Nationwide, pro-life crisis pregnancy centers outnumber local abortion providers 5-1. Across the South and Midwest, abortion providers are even more sparse, with many patients having to travel long distances from rural areas.
“We had a 15-year-old girl last week with her mother who drove 100 miles from the city they live in because she was raped,” says Drew Peterson, who sports a pink “Trust Women” sticker on his clinic escort vest and is a member of the Kentucky Religious Coalition for Reproductive Choice. “She was already traumatized, and now she’s being traumatized further.”
Elaborate props are regularly displayed near the clinic entrance on East Market. On this day, there’s an especially large Virgin Mary statue. One protestor carries a giant crucifix on his back with a baby doll attached, surrounded by anti-abortion messages.

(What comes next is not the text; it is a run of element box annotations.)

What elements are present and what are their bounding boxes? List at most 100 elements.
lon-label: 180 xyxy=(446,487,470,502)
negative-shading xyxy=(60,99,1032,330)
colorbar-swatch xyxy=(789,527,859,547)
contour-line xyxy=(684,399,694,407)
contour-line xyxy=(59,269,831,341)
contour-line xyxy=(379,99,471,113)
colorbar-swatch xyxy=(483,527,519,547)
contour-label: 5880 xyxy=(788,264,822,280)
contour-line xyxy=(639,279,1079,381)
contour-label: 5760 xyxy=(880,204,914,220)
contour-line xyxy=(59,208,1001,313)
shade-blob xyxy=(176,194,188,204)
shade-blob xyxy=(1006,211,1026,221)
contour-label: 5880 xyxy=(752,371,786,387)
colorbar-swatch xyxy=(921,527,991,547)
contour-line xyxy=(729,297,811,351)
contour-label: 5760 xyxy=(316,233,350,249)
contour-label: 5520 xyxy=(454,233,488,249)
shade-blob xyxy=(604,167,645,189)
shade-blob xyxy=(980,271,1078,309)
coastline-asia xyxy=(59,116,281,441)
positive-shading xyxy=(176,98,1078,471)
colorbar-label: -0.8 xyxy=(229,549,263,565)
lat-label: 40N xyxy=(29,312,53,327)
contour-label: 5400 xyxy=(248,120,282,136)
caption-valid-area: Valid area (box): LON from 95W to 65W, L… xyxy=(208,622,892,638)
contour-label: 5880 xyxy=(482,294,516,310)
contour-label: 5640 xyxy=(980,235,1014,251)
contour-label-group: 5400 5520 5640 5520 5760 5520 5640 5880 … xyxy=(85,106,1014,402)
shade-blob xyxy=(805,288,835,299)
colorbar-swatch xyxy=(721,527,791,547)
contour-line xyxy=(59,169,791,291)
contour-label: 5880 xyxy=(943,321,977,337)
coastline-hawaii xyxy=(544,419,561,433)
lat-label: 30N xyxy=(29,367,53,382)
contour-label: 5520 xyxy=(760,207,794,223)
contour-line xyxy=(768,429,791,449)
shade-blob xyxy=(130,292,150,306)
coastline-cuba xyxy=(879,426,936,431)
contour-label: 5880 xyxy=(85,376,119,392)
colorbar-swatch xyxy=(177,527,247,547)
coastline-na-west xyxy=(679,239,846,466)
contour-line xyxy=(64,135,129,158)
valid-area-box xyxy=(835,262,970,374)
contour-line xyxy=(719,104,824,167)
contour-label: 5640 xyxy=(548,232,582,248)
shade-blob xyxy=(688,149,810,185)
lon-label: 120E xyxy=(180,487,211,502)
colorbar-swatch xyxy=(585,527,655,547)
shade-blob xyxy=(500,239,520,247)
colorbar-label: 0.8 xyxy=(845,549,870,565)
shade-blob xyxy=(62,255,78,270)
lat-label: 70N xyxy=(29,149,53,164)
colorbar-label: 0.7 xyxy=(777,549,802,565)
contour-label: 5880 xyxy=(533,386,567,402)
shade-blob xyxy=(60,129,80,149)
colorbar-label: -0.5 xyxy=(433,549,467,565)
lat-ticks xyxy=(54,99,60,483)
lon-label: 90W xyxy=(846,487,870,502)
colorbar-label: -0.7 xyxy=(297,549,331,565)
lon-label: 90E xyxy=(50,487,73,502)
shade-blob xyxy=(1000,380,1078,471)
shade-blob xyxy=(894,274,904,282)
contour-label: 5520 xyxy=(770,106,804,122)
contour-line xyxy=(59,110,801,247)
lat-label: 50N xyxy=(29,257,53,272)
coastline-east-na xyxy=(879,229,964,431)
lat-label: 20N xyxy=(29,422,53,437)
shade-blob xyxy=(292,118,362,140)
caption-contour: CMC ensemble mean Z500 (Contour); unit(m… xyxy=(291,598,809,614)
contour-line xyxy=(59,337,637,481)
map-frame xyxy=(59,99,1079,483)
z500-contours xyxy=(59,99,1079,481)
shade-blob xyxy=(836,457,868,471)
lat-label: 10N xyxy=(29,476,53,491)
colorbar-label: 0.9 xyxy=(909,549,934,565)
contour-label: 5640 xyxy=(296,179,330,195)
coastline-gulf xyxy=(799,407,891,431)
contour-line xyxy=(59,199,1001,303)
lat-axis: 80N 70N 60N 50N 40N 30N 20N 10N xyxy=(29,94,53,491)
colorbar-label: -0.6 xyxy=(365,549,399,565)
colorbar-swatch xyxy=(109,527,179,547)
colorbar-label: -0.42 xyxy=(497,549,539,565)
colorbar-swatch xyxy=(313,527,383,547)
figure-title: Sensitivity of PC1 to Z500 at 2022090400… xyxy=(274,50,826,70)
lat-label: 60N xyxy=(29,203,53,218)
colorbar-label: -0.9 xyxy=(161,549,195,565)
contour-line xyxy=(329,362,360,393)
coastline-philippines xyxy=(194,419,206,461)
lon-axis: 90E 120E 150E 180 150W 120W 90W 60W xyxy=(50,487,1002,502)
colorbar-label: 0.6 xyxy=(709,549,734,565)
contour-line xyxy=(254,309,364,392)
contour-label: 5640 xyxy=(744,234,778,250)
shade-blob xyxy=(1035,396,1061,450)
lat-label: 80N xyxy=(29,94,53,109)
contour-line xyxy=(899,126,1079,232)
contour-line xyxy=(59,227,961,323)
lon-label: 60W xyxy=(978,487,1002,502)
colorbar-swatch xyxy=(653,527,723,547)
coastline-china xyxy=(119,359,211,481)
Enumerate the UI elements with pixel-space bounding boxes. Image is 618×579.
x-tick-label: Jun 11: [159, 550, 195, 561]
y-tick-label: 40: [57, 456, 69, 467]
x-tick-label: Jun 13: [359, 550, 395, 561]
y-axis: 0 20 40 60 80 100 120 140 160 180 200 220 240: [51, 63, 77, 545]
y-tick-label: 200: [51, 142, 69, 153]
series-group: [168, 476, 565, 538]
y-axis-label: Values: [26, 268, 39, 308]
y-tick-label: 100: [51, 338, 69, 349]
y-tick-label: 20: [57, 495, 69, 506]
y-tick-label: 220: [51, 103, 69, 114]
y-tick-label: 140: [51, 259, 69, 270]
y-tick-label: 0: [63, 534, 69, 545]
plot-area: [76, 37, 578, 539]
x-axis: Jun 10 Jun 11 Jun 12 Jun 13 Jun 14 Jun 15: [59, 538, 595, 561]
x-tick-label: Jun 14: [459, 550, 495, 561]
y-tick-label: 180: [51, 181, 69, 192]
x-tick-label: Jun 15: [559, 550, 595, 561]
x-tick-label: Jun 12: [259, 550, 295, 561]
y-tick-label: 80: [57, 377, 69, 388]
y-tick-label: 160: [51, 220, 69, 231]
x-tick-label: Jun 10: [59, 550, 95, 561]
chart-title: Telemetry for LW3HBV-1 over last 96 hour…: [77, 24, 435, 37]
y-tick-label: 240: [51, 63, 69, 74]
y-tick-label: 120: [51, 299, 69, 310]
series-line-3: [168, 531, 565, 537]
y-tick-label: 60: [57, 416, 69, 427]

“Sometimes I wonder, ‘Are these people for anything, or just against everything?’” says Anne, counseling director of EMW Women’s Surgical Center. Although she has been with the clinic for about 10 years, Anne agreed to speak with LEO on the condition that her last name not be used.
At the clinic, Anne is responsible for ensuring patients are comfortable with their decision to have an abortion. In addition to enforcing the 24-hour waiting period and state-mandated counseling session, Anne says she is careful to look for signs that a patient is under any pressure. If she suspects a woman is being influenced or is otherwise hesitant, the procedure will not be performed.
On days when the clinic is open, there is always a crowd of demonstrators outside. And while some protestors scream about murder and eternal damnation, others take a decidedly more passive (and arguably more Christian) approach.
“I come to be a silent witness for the babies that go in,” says Lisa Roll, who woke up at 5 a.m. on this Saturday morning to travel from Corydon, Ind. “The women aren’t given enough information. We just want to make them pause.”
It’s a sentiment shared by Stacy Hare, a 20-something pro-life demonstrator outside the clinic.
“I’m a Christian, and I believe the Bible specifically says speak for those that cannot speak for themselves and defend them,” says Hare, describing herself as a frequent peaceful protestor, saying she simply is here to help: “It seems like the lord has a heart for the helpless. We come down here to at least try to do our part to help the helpless.”
And while the protests have grown increasingly volatile in recent weeks, many of the regular activists on both sides of the issue now know each other on a first-name basis, which has been helpful in de-escalating scuffles outside the clinic.
“My heart goes out to these babies,” says Dale Cary, an ardent pro-lifer who regularly protests outside the clinic. “If you don’t want to raise that child, let someone else raise them. That child is innocent.”
As Cary prepares to head home after spending several hours outside the clinic, he waves to one of the volunteers wearing an orange vest and shouts, “See you next week, Dan!”
“See you next week, buddy,” says Dan Rudyik, who has been working as a clinic escort for years. Explaining why he volunteers for the pro-choice movement, Rudyik says, “I can sum up why I escort in three words: compassion, mercy and charity. These are probably very similar to reasons you’ll hear from the pro-lifers, but the difference is that we focus these values on the living, breathing woman walking into the clinic, and the pro-lifers focus on an unborn fetus.”